Gravitational effects associated with black holes are widely believed to universally degrade quantum entanglement, with the loss of maximal entanglement being particularly severe and even irreversible for bosonic fields. In this work, we investigate the entanglement properties of the four-qubit cluster state ($CL_4$) for fermionic fields in the curved spacetime of a Schwarzschild black hole. Remarkably, we uncover a counterintuitive phenomenon: as the Hawking temperature increases, quantum entanglement ($1$-$3$ tangle) of the $CL_4$ state remains strictly constant, indicating a ``complete freezing of initially maximal entanglement". This constitutes the first explicit example in which maximal entanglement remains perfectly preserved in a black hole environment, defying the conventional expectation that gravitational effects can only suppress maximal quantum correlations.
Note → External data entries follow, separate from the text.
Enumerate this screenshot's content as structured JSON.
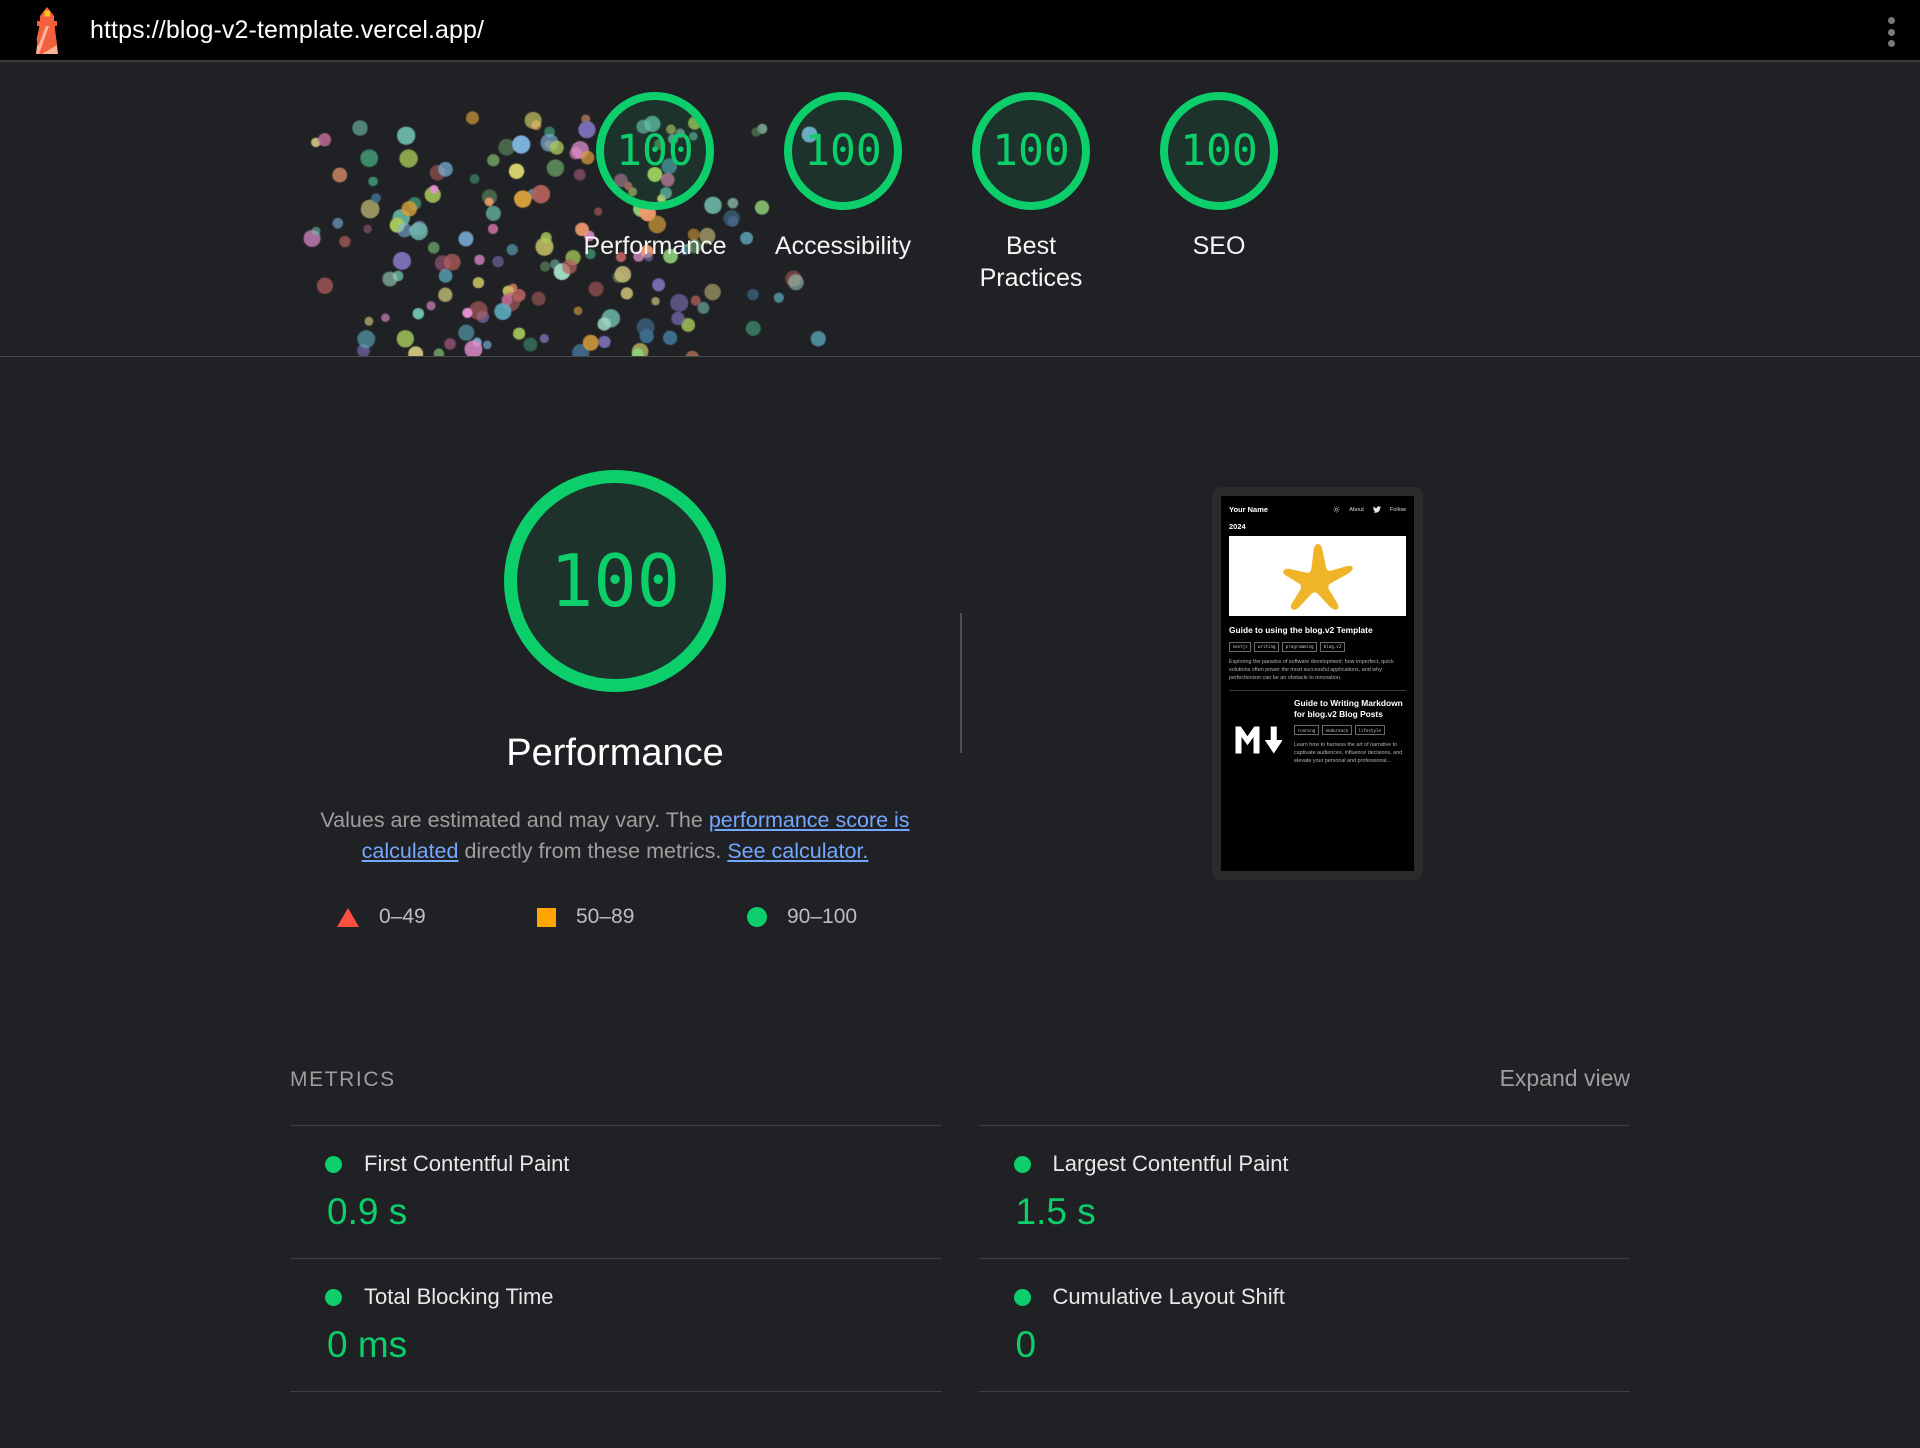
{
  "topbar": {
    "logo_icon": "lighthouse-icon",
    "url": "https://blog-v2-template.vercel.app/",
    "menu_icon": "kebab-menu-icon"
  },
  "colors": {
    "pass": "#0cce6b",
    "average": "#ffa400",
    "fail": "#ff4e42",
    "link": "#74a7ff",
    "background": "#202124"
  },
  "category_scores": [
    {
      "score": "100",
      "label": "Performance"
    },
    {
      "score": "100",
      "label": "Accessibility"
    },
    {
      "score": "100",
      "label": "Best\nPractices"
    },
    {
      "score": "100",
      "label": "SEO"
    }
  ],
  "performance": {
    "score": "100",
    "title": "Performance",
    "description_part1": "Values are estimated and may vary. The ",
    "link1": "performance score is calculated",
    "description_part2": " directly from these metrics. ",
    "link2": "See calculator."
  },
  "legend": [
    {
      "shape": "triangle",
      "range": "0–49",
      "color": "#ff4e42"
    },
    {
      "shape": "square",
      "range": "50–89",
      "color": "#ffa400"
    },
    {
      "shape": "circle",
      "range": "90–100",
      "color": "#0cce6b"
    }
  ],
  "metrics_section": {
    "title": "METRICS",
    "expand_view": "Expand view"
  },
  "metrics": {
    "left": [
      {
        "name": "First Contentful Paint",
        "value": "0.9 s",
        "status": "pass"
      },
      {
        "name": "Total Blocking Time",
        "value": "0 ms",
        "status": "pass"
      }
    ],
    "right": [
      {
        "name": "Largest Contentful Paint",
        "value": "1.5 s",
        "status": "pass"
      },
      {
        "name": "Cumulative Layout Shift",
        "value": "0",
        "status": "pass"
      }
    ]
  },
  "thumbnail": {
    "site_name": "Your Name",
    "theme_icon": "sun-icon",
    "nav_about": "About",
    "twitter_icon": "twitter-icon",
    "nav_follow": "Follow",
    "year": "2024",
    "hero_icon": "star-icon",
    "article1": {
      "title": "Guide to using the blog.v2 Template",
      "tags": [
        "nextjs",
        "writing",
        "programming",
        "blog.v2"
      ],
      "excerpt": "Exploring the paradox of software development: how imperfect, quick solutions often power the most successful applications, and why perfectionism can be an obstacle to innovation."
    },
    "article2": {
      "icon": "markdown-icon",
      "title": "Guide to Writing Markdown for blog.v2 Blog Posts",
      "tags": [
        "running",
        "endurance",
        "lifestyle"
      ],
      "excerpt": "Learn how to harness the art of narrative to captivate audiences, influence decisions, and elevate your personal and professional..."
    }
  }
}
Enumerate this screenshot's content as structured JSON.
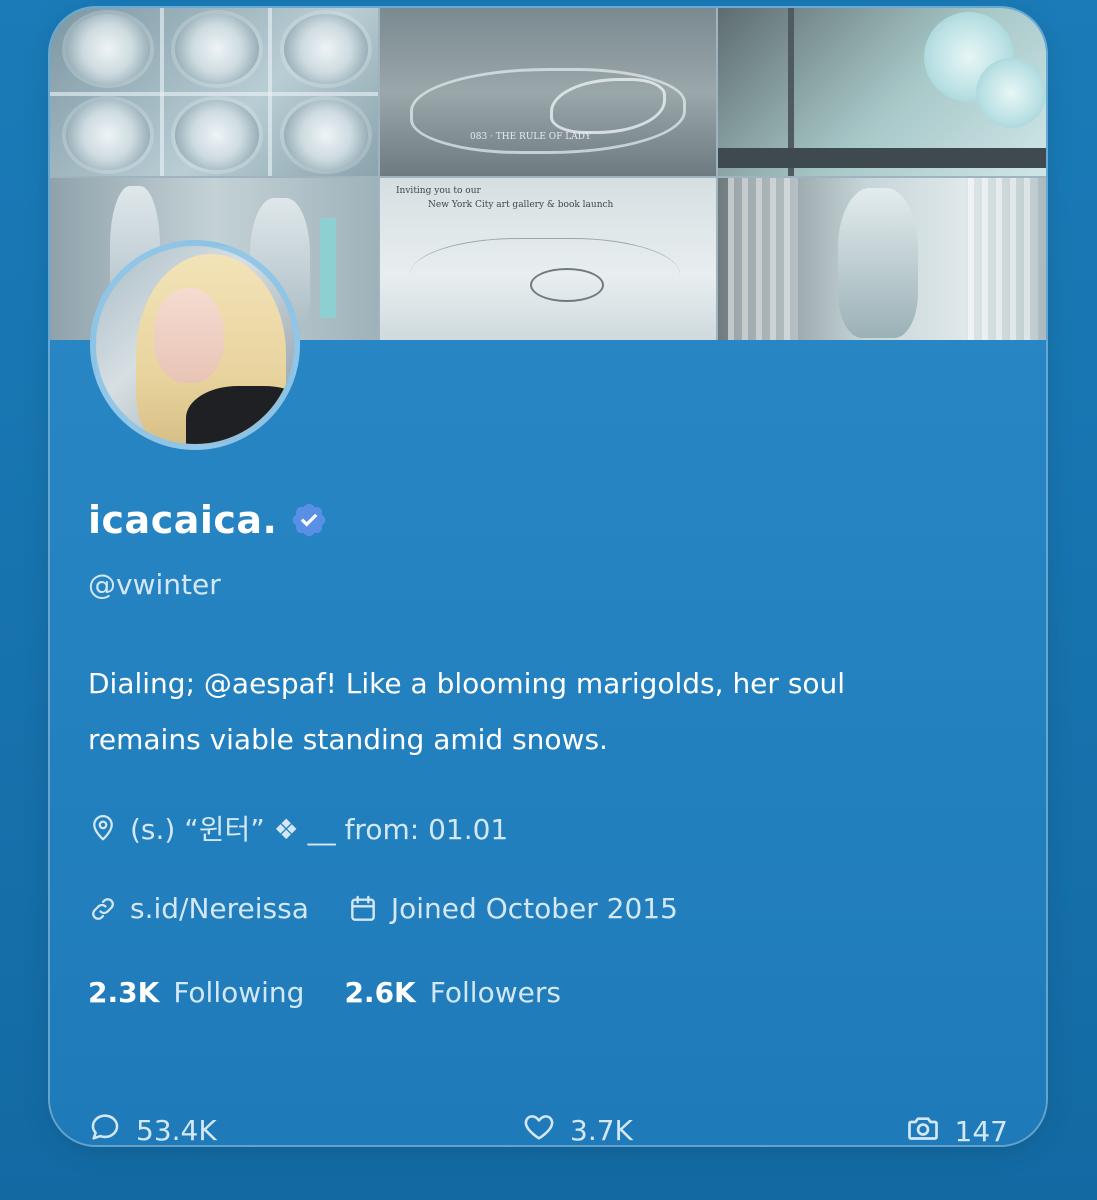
{
  "profile": {
    "display_name": "icacaica.",
    "handle": "@vwinter",
    "bio_line1": "Dialing; @aespaf! Like a blooming marigolds, her soul",
    "bio_line2": "remains viable standing amid snows.",
    "location": "(s.) “윈터” ❖ __ from: 01.01",
    "website": "s.id/Nereissa",
    "joined": "Joined October 2015",
    "verified": true
  },
  "stats": {
    "following_count": "2.3K",
    "following_label": "Following",
    "followers_count": "2.6K",
    "followers_label": "Followers"
  },
  "actions": {
    "replies": "53.4K",
    "likes": "3.7K",
    "media": "147"
  },
  "banner": {
    "text_1": "083 · THE RULE OF LADY",
    "text_2": "Inviting you to our",
    "text_3": "New York City art gallery & book launch"
  },
  "icons": [
    "location-pin-icon",
    "link-icon",
    "calendar-icon",
    "verified-badge-icon",
    "reply-icon",
    "heart-icon",
    "camera-icon"
  ],
  "colors": {
    "background": "#1773ae",
    "card": "#2583c1",
    "verified": "#5a8fe6",
    "text_primary": "#ffffff",
    "text_secondary": "#d3e7f4"
  }
}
Moreover, our results indicate that, within a relativistic framework, the $CL_4$ state constitutes a high-quality quantum resource with potential applications in relativistic quantum information processing, and may significantly improve the performance of such protocols.

Figures (3)

• Figure 1: Embedding diagram of the black hole and the detector configuration. Alice, Bob, Charlie and David are stationed at fixed radial positions outside the event horizon, while the anti-David mode resides in the causally inaccessible region inside the event horizon.
• Figure 2: The $N_{A(BCD)}$ of the $CL_{4}$, $GHZ_{4}$ and $W_{4}$ states as a function of the Hawking temperature $T$ for a fixed mode frequency $\omega = 1$.
• Figure 3: The $N_{C(ABD)}$ and $N_{D(ABC)}$ of the $CL_{4}$, $GHZ_{4}$ and $W_{4}$ states as a function of the Hawking temperature $T$ for a fixed mode frequency $\omega = 1$.